For the function \( f(x) = \frac{2}{x^{2}-1} \) as \( x \) approaches 1 from the left, an analytic technique is to recognize that the square of a number slightly less than 1 is still less than 1, so the denominator is negative. Hence, dividing by an increasingly small negative number sends the function towards negative infinity, thus confirming our limit analytically.

It's important for students to not only be able to apply these methods but also understand the reasoning behind them, ensuring a deeper comprehension of the behaviors and properties of functions within calculus.

The concept of approaching limits is at the heart of many topics in calculus. It concerns the behavior of functions as they get closer to a certain value, known as the 'limit'. It’s how we make sense of values that aren’t easily plugged into a function due to discontinuities or undefined expressions - like division by zero.

To approach a limit, we consider values of 'x' that get increasingly close to the point of interest from either the left (denoted by \(x\rightarrow c^{-}\)) or the right (denoted by \(x\rightarrow c^{+}\)). This nuance is crucial as it can determine different outcomes for the same position depending on the direction from which 'x' is approaching.

For instance, looking at our exercise, as \(x\rightarrow 1^{-}\), we see that the function \(f(x) = \frac{2}{x^{2}-1}\) starts to exhibit a tendency towards negative infinity. Understanding this concept helps us make sense of complex behavior in functions and forms the basis for working out more advanced calculus problems, such as defining and analyzing continuous functions or calculating derivatives and integrals.

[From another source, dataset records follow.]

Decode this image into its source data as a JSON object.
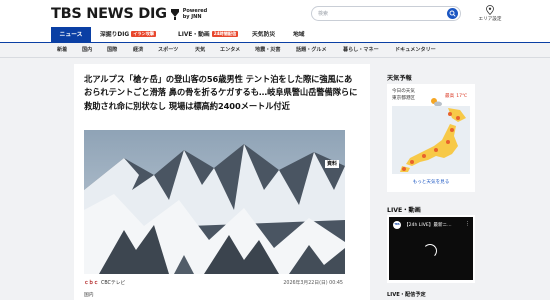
{
  "header": {
    "logo_text": "TBS NEWS DIG",
    "powered_line1": "Powered",
    "powered_line2": "by JNN",
    "search_placeholder": "検索",
    "area_label": "エリア設定"
  },
  "global_nav": {
    "items": [
      {
        "label": "ニュース",
        "active": true
      },
      {
        "label": "深掘りDIG",
        "badge": "イラン攻撃"
      },
      {
        "label": "LIVE・動画",
        "badge": "24時間配信"
      },
      {
        "label": "天気防災"
      },
      {
        "label": "地域"
      }
    ]
  },
  "sub_nav": {
    "items": [
      "新着",
      "国内",
      "国際",
      "経済",
      "スポーツ",
      "天気",
      "エンタメ",
      "地震・災害",
      "話題・グルメ",
      "暮らし・マネー",
      "ドキュメンタリー"
    ]
  },
  "article": {
    "headline": "北アルプス「槍ヶ岳」の登山客の56歳男性 テント泊をした際に強風にあおられテントごと滑落 鼻の骨を折るケガするも…岐阜県警山岳警備隊らに救助され命に別状なし 現場は標高約2400メートル付近",
    "image_tag": "資料",
    "source_icon": "ｃｂｃ",
    "source_name": "CBCテレビ",
    "timestamp": "2026年3月22日(日) 00:45",
    "category": "国内"
  },
  "sidebar": {
    "weather": {
      "title": "天気予報",
      "label_line1": "今日の天気",
      "label_line2": "東京都港区",
      "high_label": "最高",
      "high_value": "17℃",
      "more_link": "もっと天気を見る"
    },
    "live": {
      "title": "LIVE・動画",
      "video_title": "【24h LIVE】最新ニ...",
      "video_logo": "TBS",
      "menu_icon": "⋮",
      "list_title": "LIVE・配信予定"
    }
  },
  "colors": {
    "brand_blue": "#0a3fa4",
    "badge_red": "#e8472d",
    "link_blue": "#1b56c2",
    "high_temp_red": "#d9341f"
  }
}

Sometimes, calculus problems require a more tangible approach before diving into abstract reasoning. This is where the tabular method comes into play, offering a way to view the function's behavior numerically as it approaches the limit. This empirical method involves creating a table of 'x' values getting closer and closer to the target limit and listing their corresponding function values.

The method is quite straightforward: we choose 'x' values that are increasingly near our limit point, calculate the corresponding 'y' values, and observe the trend. In our exercise with the limit \(x\rightarrow 1^{-}\), by constructing a table of values, students can see for themselves how as 'x' gets incrementally closer to 1 from the left side, the function values grow without bound in the negative direction.

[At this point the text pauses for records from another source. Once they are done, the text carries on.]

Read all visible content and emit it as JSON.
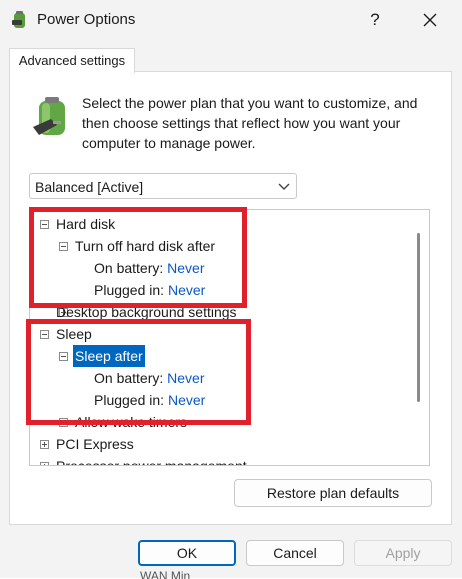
{
  "window": {
    "title": "Power Options",
    "help_symbol": "?",
    "close_symbol": "✕"
  },
  "tab": {
    "label": "Advanced settings"
  },
  "description": "Select the power plan that you want to customize, and then choose settings that reflect how you want your computer to manage power.",
  "plan_select": {
    "value": "Balanced [Active]"
  },
  "tree": {
    "hard_disk": {
      "label": "Hard disk",
      "child": "Turn off hard disk after",
      "on_battery_label": "On battery:",
      "on_battery_value": "Never",
      "plugged_in_label": "Plugged in:",
      "plugged_in_value": "Never"
    },
    "desktop_bg": "Desktop background settings",
    "sleep": {
      "label": "Sleep",
      "child": "Sleep after",
      "on_battery_label": "On battery:",
      "on_battery_value": "Never",
      "plugged_in_label": "Plugged in:",
      "plugged_in_value": "Never"
    },
    "wake_timers": "Allow wake timers",
    "pci_express": "PCI Express",
    "processor": "Processor power management"
  },
  "buttons": {
    "restore": "Restore plan defaults",
    "ok": "OK",
    "cancel": "Cancel",
    "apply": "Apply"
  },
  "annotation_color": "#e0202a",
  "selection_color": "#0067c0",
  "background_peek": "WAN Min"
}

This visualization through a table helps in understanding why, analytically, the limit tends towards negative infinity. While the tabular method doesn't give the precise answer that analytical methods do, it acts as a valuable exploratory tool and a way to verify the trends that a function exhibits near its limit. It strengthens a student’s intuition about the function's behavior and provides a stepping stone to more advanced analytical techniques.